(Image credit/Pixabay/pattyjansen)The Australian online fashion market has become increasingly competitive in the past decade. Virtually all international brands have established a presence and launched websites to target Australian consumers. Home-grown competitors have improved their online offers in response.

Practicology has researched a group of 15 Australian fashion retailers against 10 of their UK competitors. The Selling Fashion Online in Australia Report aims to determine who is doing a better job of serving Australian consumers online.

The research provided a holistic view on what a great online customer proposition looks like. Practicology reviewed the site experience, delivery, returns and customer service standards.

The findings demonstrate how much Australian online fashion retailers have improved their online offering in the last few years. It also shows that UK competitors are failing to keep up with the experience and services provided. This includes a growing adoption of live chat, same-day and next-day delivery services. Retailers are also offering click-and-collect and adding Afterpay as a payment choice.

Payment options

Afterpay is a service allowing customers to purchase items and pay for them at a later date in four bi-weekly instalments, and Australian retailers are offering it both on their websites and in their stores.

It is similar to the payment options provided by Klarna in Europe. These methods are particularly popular in fashion categories. Afterpay gives younger shoppers eager to try out their purchases, without having to pay the full cost upfront.

Only 20% of UK retailers in the research offered Afterpay, despite 100% of Australian retailers doing so.

Thirty-one percent of Australian shoppers state limited payment options as a reason for abandoning their basket.  Boohoo was one of the few UK retailers that had adopted Afterpay and promoted this clearly on its product pages.

Each retailer was reviewed on criteria related to their mobile site usability, customer service, delivery proposition and SEO performance. In addition, Practicology looked at a range of localisation criteria for the UK retailers, to assess how well they were tailoring their Australian websites for the intended audience

Aussie Rules – key benchmarks

The report highlights benchmarks that all brands should be working towards if they want to delight Australian consumers. These include:

Payment methods – 100% of Australian retailers in the study offered Afterpay (though only 20% of the UK retailers did) suggesting it’s an essential payment option for the market.

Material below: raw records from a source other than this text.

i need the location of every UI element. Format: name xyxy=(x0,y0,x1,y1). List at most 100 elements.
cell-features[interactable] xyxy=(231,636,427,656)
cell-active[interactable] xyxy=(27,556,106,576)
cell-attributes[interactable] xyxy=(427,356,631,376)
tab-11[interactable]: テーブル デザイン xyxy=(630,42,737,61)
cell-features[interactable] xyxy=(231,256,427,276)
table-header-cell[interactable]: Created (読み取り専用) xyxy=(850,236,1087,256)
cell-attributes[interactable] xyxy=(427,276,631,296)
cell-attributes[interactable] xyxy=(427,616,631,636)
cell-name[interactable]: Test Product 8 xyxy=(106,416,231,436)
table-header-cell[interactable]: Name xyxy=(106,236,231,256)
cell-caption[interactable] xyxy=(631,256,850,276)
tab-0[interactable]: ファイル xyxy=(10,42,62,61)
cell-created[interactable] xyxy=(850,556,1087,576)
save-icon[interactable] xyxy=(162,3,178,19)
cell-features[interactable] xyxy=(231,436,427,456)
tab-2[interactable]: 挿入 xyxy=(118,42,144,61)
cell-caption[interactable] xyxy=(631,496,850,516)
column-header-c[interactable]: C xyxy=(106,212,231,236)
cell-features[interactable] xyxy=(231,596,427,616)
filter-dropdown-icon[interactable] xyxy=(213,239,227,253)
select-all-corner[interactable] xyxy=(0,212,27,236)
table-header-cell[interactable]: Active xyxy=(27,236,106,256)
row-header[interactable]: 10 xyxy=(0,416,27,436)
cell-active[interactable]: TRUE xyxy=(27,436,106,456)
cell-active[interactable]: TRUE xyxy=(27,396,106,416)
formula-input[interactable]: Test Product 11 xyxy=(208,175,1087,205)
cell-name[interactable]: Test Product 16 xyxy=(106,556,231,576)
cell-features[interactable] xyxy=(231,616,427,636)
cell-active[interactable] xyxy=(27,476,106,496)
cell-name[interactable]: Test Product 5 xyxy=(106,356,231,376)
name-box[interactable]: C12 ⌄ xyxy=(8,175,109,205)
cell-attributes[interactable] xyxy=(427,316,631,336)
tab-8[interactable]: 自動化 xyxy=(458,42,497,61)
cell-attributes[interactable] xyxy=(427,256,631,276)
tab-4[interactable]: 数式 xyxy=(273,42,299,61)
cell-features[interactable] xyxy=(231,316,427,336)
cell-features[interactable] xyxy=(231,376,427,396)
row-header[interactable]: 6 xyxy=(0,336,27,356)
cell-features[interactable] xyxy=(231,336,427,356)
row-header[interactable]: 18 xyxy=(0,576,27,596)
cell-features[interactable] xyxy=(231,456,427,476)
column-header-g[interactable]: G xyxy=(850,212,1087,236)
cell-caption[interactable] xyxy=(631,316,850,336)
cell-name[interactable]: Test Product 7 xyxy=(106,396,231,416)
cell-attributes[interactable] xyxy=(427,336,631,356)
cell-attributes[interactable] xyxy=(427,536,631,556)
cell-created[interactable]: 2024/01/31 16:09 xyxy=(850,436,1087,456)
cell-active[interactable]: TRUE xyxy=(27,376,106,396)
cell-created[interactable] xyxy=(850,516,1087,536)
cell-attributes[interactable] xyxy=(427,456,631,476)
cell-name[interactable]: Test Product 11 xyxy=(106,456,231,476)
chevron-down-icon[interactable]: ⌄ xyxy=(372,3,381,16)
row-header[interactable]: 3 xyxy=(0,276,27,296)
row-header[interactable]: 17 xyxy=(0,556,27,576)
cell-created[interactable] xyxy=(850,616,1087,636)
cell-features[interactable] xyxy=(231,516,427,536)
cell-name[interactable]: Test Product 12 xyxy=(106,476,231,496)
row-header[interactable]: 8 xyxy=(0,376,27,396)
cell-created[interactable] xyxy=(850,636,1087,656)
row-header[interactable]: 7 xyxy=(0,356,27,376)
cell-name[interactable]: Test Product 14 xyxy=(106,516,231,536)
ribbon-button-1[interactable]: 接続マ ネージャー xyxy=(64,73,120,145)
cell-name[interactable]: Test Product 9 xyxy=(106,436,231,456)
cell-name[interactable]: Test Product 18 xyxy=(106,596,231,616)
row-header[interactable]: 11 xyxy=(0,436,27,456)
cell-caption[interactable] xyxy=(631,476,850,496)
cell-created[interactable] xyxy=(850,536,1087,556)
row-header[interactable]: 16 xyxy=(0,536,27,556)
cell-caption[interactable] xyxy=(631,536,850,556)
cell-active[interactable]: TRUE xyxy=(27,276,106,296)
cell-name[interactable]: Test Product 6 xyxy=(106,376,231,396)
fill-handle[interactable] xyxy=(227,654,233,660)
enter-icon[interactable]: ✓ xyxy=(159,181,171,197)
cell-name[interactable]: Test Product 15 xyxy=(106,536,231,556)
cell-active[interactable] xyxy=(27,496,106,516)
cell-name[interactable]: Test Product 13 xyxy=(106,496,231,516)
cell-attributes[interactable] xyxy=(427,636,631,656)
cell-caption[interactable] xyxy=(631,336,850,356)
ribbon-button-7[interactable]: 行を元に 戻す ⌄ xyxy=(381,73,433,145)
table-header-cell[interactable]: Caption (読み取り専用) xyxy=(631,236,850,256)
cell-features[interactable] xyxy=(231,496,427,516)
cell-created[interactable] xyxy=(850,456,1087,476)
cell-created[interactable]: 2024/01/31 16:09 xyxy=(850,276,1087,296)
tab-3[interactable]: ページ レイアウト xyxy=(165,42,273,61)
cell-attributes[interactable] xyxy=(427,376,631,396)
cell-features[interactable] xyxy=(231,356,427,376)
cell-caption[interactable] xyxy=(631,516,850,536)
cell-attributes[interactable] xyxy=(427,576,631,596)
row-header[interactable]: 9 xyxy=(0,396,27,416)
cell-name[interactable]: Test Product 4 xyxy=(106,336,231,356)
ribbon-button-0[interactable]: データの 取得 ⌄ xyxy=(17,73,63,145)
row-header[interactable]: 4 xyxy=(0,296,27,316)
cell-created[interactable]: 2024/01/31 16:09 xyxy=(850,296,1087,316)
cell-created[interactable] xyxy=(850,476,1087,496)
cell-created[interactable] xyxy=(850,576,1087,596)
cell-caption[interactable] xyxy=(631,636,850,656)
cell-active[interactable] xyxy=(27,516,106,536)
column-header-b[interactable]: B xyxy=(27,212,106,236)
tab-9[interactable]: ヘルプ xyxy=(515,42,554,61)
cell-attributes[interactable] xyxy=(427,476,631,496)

Delivery choice – Forty-four percent of the retailers reviewed offered same-day or next-day delivery in Metro areas, including The Iconic, Showpo, Myer and David Jones. No UK brands guaranteed next-day delivery; Ted Baker has a 1-3 day time frame, and charges AUD$30 for this service.

Click-and-Collect – Forty-eight percent of the retailers offered click-and-collect services through stores or Parcelpoint. Again, all offering this were Australian – 12 of the 15 retailers.

Live Chat & social service – 24% of retailers offered Live Chat, and 24% promote their social channels within their sites’ Customer Service sections. Glassons has adopted Facebook Messenger as an alternative to Live Chat.

Search engine optimisation – Two of the 25 retailers ranked on the first page of Google search results for 40% of their organic keywords. UK retailers outperformed local brands on SEO, with a higher average score on this measure.

Localisation – Only four of the 10 UK retailers were merchandising summer products on their homepages. Practicology found scarves, gloves and even ski wear promoted though it was the hottest Australian summer on record.

Online fashion league leaders

Merline McGregor – Practicology General Manager in Australia (Image credit/LinkedIn/ Merline McGregor/ Practicology General Manager in Australia)
Merline McGregor – Practicology General Manager in Australia

All website evaluations were carried out using mobile devices to recognise the 33% growth of mobile commerce in Australia and New Zealand in the last year.

The Iconic topped the rankings, although UK etailer ASOS came third. This demonstrates that Australian online fashion retailers cannot afford to be complacent when it comes to their online offer.

According to Merline McGregor – Practicology General Manager in Australia, “The results clearly show how Australian retailers have upped their game in recent years, and the benchmarks both local and international retailers need to aim for.”

Enterprise Times: What this means for retailers?

Like many retail sectors, the digital revolution has seriously disrupted the fashion industry. For the UK Retail business, the expertise used to attract local customers, can be used for the wider international market. Whether you are a brand or retailer currently trading online in Australia or anywhere else in the world. However when considering how to entering a new overseas market, you have to understand your new market.

The report clearly shows how Australian retailers have upped their game in recent years, and that UK retailers are failing to fully understand the marketplace. It established useful benchmarks both local and international retailers need to aim for.

At the bottom of the ranking were primarily UK brands, with inadequate customer support. Reduced click-and-collect services, and limited payment options impacting their scores. These retailers must improve their offers to match the industry standards in the market.